■ウェブページを見やすくするフォント

ウェブページ(ホームページ)を見るためのソフトのことを、「ブラウザー」(browser)といいます。ウィンドウズユーザーの多くが、ウィンドウズに最初から入っている「インターネットエクスプローラー」(IE=Internet Explorer)を使っていることでしょう。実際、このウェブサイトの訪問者が使っているブラウザーも、アクセス解析によれば、IEが約4分の3を占めています。

でも、アウトルックエクスプレスと同じように、設定を変えずに使っている人が多いんじゃないでしょうか。フォントの設定を変えるだけで、ウェブページはとても見やすくなるんですよ(かなり主観的な意見ではありますが)。

1. 「MSPゴシック」の問題点

IEの初期設定では、表示するフォントとして、「Webページフォント」が「MSPゴシック」、「テキスト形式フォント」が「MSゴシック」になっています。

MSPゴシックは、このサイトのコンテンツ、「パーソナル編集長を使うコツ」「フォント選びの基礎知識(1)」でもとりあげたように、「半角英数字・ひらがな・カタカナがプロポーショナルになっている」和文プロポーショナルフォントです。

したがって、半角英数字の部分は問題ないのですが、ひらがな・カタカナの部分がつまって表示されてしまいます。

下の図は、MSPゴシックのままのIEで、このサイトのページを表示したところです。

MSPゴシックで表示した画像

ひらがな・カタカナだけでなく、句読点やかぎ、かっこもつまっていることがわかりますね。

こういう表示に慣れてしまえば、それはそれで読みやすいのでしょう。みなさんはどうですか?

しかし、私にとって、MSPゴシックで表示されるウェブページはけっして読みやすいものではありませんでした。私は、じっくりと読む本文部分の和文(=ひらがな・カタカナ・漢字)は等幅で表示してほしい、と考えているからです。

和文を等幅で表示するためには、MSPゴシックの代わりに、「半角英数字だけがプロポーショナルになっている」和文プロポーショナルフォントを指定すればいいでしょう。ただ、ウェイト「細」のフォントがないと、文字の表示がガタガタになってしまいます。

そんなところに登場したのが、フォントや組版編集機のしにせ、「モトヤ」のフリーフォントでした。

2. モトヤのフリーフォント――「NFモトヤアポロ1」「NFモトヤシーダ1」

モトヤのフリーフォントには

の2種類があります。

どちらも「その他系」のデザイン書体ということになっていますが、アポロは明朝系のデザインをベースにしたゴシック系、シーダはやわらかい感じのゴシック系、といったフォントです。

これらのフリーフォントは、モトヤのオンラインショップ、「モトショップ」からダウンロードできます。ただし、ダウンロードするにあたっては、メールアドレスの登録が必要。また、個人使用にかぎって無料、などの利用規約がありますので、ダウンロードする前に、利用規約をよく読んでおいてください。

◆フリーフォントのインストール方法と、IEでの設定方法

ダウンロードしたファイルは圧縮されています。ダブルクリックすると解凍先をきかれますので、そのまま「OK」ボタンを押してください。フォルダつきで解凍されます。

フリーフォントをインストールするときは、「コントロールパネル」の「フォルダ」をダブルクリックして、フォントフォルダを開きます。メニューの[ファイル]→[新しいフォントのインストール]を選ぶと、「フォントの追加」画面が出てきます。

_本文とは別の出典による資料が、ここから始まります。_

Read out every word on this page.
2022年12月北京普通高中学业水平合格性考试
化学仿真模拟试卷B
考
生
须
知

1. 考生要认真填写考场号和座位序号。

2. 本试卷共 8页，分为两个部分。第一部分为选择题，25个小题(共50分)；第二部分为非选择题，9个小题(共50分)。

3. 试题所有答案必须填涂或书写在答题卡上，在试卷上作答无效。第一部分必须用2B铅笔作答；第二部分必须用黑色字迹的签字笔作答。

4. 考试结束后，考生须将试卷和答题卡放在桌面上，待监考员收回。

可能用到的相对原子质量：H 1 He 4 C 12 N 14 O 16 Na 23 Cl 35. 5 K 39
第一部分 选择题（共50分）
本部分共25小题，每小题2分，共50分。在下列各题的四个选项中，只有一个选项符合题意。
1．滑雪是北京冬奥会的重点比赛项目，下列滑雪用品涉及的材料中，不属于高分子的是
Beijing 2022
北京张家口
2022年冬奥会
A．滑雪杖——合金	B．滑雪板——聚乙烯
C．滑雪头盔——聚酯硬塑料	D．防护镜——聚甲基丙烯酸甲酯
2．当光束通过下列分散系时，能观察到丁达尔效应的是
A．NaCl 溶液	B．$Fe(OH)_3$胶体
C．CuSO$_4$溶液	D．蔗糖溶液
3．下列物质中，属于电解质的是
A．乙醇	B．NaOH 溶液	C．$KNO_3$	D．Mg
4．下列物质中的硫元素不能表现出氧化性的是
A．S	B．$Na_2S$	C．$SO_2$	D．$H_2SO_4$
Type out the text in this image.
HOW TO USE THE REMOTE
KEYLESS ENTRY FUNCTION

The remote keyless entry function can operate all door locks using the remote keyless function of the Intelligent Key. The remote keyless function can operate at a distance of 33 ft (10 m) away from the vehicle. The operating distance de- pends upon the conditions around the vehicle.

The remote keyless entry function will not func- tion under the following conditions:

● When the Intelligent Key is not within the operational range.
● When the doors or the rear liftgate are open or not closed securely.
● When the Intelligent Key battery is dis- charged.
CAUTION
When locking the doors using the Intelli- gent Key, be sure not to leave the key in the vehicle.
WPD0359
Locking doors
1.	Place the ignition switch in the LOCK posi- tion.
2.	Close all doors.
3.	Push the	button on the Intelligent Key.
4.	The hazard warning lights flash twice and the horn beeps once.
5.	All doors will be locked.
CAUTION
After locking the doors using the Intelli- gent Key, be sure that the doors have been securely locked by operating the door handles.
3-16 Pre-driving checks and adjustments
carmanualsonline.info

ここで、解凍して出てきたフォルダを指定しましょう。

デスクトップに解凍したのであれば、左下のフォルダの部分は「C:\Document and Settings\(ユーザー名)\デスクトップ\(解凍して出てきたフォルダ)」ということになります(ウィンドウズXPの場合)。

フォントの追加の画面

フリーフォントをインストールしたら、IEを立ち上げましょう。IEのメニューの[ツール]→[インターネットオプション]を選び、「全般」タブの下のほうにある「フォント」ボタンをクリック。MSPゴシックになっている「Webページフォント」を、ダウンロードしたフリーフォント(NFモトヤアポロ1、NFモトヤシーダ1)に変更して、「OK」ボタンを押します。

Webページフォントを変更する画像

下の図は、NFモトヤシーダ1のIEで表示したこのサイトのページです。ずいぶんみためがちがう、ということがわかりますよね。

NFモトヤシーダ1で表示した画像

ただ、MSPゴシックを前提としてレイアウトしているウェブページでは、表示がくずれることもあります。このあたりはしかたがないですね。

なお、NFモトヤアポロ1とNFモトヤシーダ1は、れっきとしたTrueTypeフォント。したがって、印刷にも使えます。ただし、ウェイトが「細」なので、使える場面はかぎられるでしょう。